The Sky That Would Not Stay Put

▶ Listen · Miss Applewood
Earth leaks 50,000 tons of sky to space every year. So why is there still sky?

The sky was losing weight.

It sat in a glass bowl on one side of a scale in the museum basement, clear beads piled inside it like frozen rain. Every few seconds, a bead clicked through a tiny tube labeled SPACE and dropped into a dark box under the table.

Click.

Click.

Click.

The bowl rose higher each time.

Maya leaned so close her breath fogged the glass. "It's wrong."

Soren had both hands flat on the table, watching the pointer drift away from the center mark. "It's doing exactly what the label says."

The label said EARTH'S ATMOSPHERE LEAKS.

Dr. Keene, who was tying cable cords with the speed of a person already late, called over her shoulder, "Mostly hydrogen and helium. Very light gases. Top of the atmosphere. A little escapes to space all the time. Fifty thousand tons a year, give or take."

Click.

A bead fell into the dark.

Maya frowned. "Then why is there still sky?"

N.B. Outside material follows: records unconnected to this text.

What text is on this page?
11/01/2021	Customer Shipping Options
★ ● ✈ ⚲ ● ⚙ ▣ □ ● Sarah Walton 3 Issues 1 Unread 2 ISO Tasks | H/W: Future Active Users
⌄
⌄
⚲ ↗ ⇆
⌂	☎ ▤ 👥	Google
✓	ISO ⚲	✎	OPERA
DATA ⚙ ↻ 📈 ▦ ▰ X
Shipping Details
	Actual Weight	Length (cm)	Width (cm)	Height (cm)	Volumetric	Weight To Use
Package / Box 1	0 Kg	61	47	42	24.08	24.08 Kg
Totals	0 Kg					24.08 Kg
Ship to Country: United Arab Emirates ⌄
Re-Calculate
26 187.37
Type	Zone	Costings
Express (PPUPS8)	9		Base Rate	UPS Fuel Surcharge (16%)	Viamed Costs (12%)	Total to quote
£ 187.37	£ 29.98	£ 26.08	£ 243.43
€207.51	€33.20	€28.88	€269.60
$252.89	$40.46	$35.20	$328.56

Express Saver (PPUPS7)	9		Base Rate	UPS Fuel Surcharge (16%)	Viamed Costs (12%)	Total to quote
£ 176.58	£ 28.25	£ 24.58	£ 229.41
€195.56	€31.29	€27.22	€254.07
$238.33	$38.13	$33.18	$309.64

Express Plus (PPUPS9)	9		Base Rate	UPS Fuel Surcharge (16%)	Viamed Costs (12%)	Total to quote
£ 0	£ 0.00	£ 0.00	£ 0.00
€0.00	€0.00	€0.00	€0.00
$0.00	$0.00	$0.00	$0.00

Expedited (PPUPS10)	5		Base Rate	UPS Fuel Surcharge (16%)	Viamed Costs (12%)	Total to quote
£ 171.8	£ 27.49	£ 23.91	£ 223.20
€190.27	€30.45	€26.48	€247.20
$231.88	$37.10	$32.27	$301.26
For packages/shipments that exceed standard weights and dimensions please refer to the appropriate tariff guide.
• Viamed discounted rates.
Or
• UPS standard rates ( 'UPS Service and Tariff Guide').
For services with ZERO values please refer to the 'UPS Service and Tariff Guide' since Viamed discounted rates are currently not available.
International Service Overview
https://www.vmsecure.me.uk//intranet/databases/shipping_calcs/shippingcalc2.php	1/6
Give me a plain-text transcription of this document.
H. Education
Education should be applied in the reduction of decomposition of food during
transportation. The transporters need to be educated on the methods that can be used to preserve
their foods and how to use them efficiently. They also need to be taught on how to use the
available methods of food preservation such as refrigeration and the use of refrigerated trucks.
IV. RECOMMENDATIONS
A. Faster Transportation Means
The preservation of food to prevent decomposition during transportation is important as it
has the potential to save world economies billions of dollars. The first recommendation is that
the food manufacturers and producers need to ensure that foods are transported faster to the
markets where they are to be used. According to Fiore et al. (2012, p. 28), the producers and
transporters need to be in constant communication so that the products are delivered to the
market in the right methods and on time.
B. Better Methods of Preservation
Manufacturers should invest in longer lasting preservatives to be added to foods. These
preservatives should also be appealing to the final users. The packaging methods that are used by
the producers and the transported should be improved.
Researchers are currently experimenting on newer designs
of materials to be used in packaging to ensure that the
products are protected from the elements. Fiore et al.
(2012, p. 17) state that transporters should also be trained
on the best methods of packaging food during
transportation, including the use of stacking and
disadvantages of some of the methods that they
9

Dr. Keene stopped with a cord between her teeth. She took it out. "Because the atmosphere is huge. Enormous. Fifty thousand tons is tiny compared with all of it. The exhibit is dramatic because dramatic donors fund working elevators. Please do not break anything."

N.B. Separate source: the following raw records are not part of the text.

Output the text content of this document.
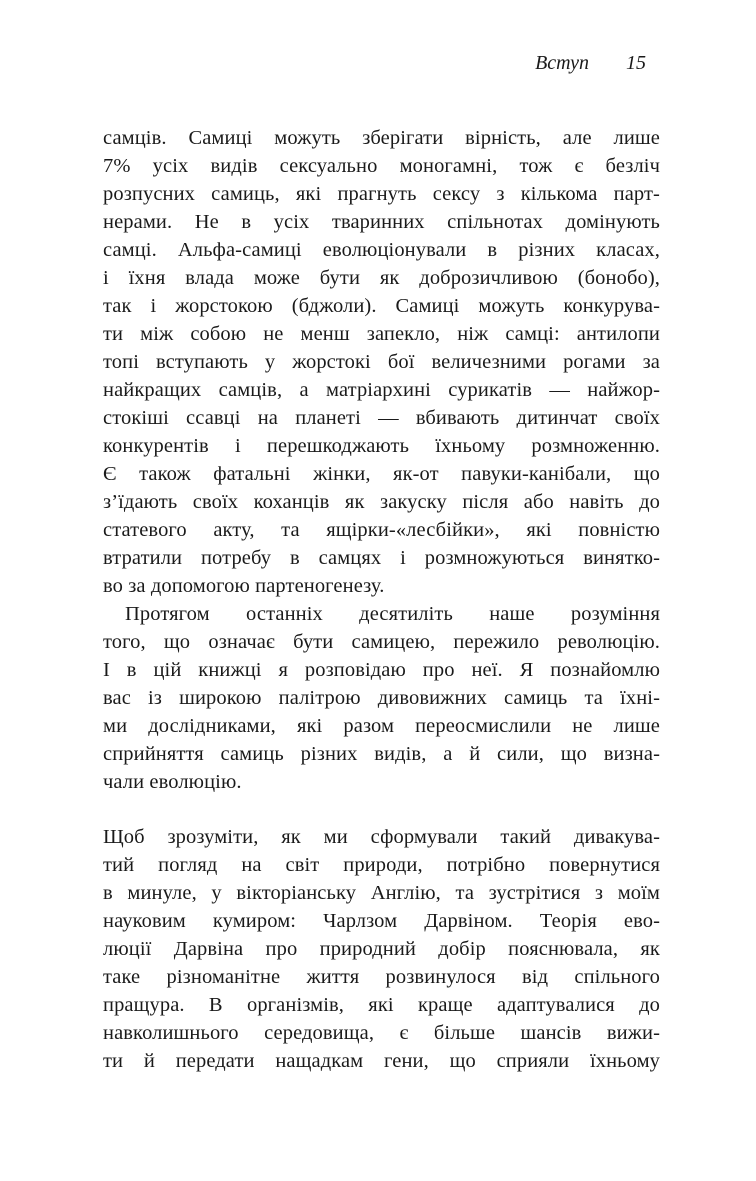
Вступ 15
самців. Самиці можуть зберігати вірність, але лише
7% усіх видів сексуально моногамні, тож є безліч
розпусних самиць, які прагнуть сексу з кількома парт-
нерами. Не в усіх тваринних спільнотах домінують
самці. Альфа-самиці еволюціонували в різних класах,
і їхня влада може бути як доброзичливою (бонобо),
так і жорстокою (бджоли). Самиці можуть конкурува-
ти між собою не менш запекло, ніж самці: антилопи
топі вступають у жорстокі бої величезними рогами за
найкращих самців, а матріархині сурикатів — найжор-
стокіші ссавці на планеті — вбивають дитинчат своїх
конкурентів і перешкоджають їхньому розмноженню.
Є також фатальні жінки, як-от павуки-канібали, що
з’їдають своїх коханців як закуску після або навіть до
статевого акту, та ящірки-«лесбійки», які повністю
втратили потребу в самцях і розмножуються винятко-
во за допомогою партеногенезу.
Протягом останніх десятиліть наше розуміння
того, що означає бути самицею, пережило революцію.
І в цій книжці я розповідаю про неї. Я познайомлю
вас із широкою палітрою дивовижних самиць та їхні-
ми дослідниками, які разом переосмислили не лише
сприйняття самиць різних видів, а й сили, що визна-
чали еволюцію.
Щоб зрозуміти, як ми сформували такий дивакува-
тий погляд на світ природи, потрібно повернутися
в минуле, у вікторіанську Англію, та зустрітися з моїм
науковим кумиром: Чарлзом Дарвіном. Теорія ево-
люції Дарвіна про природний добір пояснювала, як
таке різноманітне життя розвинулося від спільного
пращура. В організмів, які краще адаптувалися до
навколишнього середовища, є більше шансів вижи-
ти й передати нащадкам гени, що сприяли їхньому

She hurried toward the stairs, then turned back. "The morning group comes in twenty minutes. If the pointer sticks, tap the left leg. Gently."

The door banged shut.

The pointer kept moving.

Soren read the side cards stacked beside the model. He did not write anything down, which meant he was trying to hold too much in his head and did not like it.

"Card one," he said. "Earth loses about fifty thousand tons of atmosphere to space every year, mostly hydrogen and helium. Card two, Earth gains about forty thousand tons of material from space every year, mostly dust and meteorites. Card three, volcanoes add gases from the inside of Earth to the atmosphere."

Maya picked up the second card. Tiny silver beads had been glued around its edge. "So put the meteorites in."

Soren slid a drawer open. Inside were silver beads, red beads, blue beads, three funnels, and a rubber volcano with a tube in its bottom.

"Meteorites don't replace hydrogen," he said.

"I didn't say they did."

"If we put silver beads in the air bowl, people will think meteorites become air."

Maya reached past him and took the whole glass bowl off the scale.

The pointer sprang down with a clack.

Soren stared at her. "That was not gentle."

"The bowl is the problem," Maya said.

She set it on the table. The blue beads inside slid and chimed. "It says atmosphere like it's a jar. It's not a jar. It has doors."

"Space door," Soren said.

"Ground door."

"Volcano door."

"Rock-from-space door," Maya said.

"That one goes to Earth, not straight to air."

"So we need more than one place."

Soren looked under the table. There were spare parts in museum bins, all neatly labeled by someone who believed labels could prevent chaos. He found a shallow brown dish marked SURFACE, a smaller black cup marked INTERIOR, and a clear tube with a cracked suction bulb.

Maya found a second scale.

It was missing one pan.

"Good," she said.

"That is not the usual meaning of good."

"One pan means it can't pretend to be finished."

They worked on the floor because the table was too crowded. Soren set the glass atmosphere bowl back on the first scale. He attached the blue-bead escape tube to its rim, but pinched the opening so only the smallest beads could pass.

"Hydrogen and helium are light," he said. "We shouldn't send the big blue ones."

Maya sorted beads with two fingers, fast. The tiny pale ones went into the top layer of the bowl.

"They leave from the edge," she said. "Not from the middle."

Soren paused, then moved the tube higher. "Top of the atmosphere. Yes."

The first pale bead slipped out.

Click.

The scale pointer lifted.

Maya placed the brown surface dish beneath a silver funnel. She poured in silver beads, forty of them, counting in a whisper. They pattered into the dish like hard rain.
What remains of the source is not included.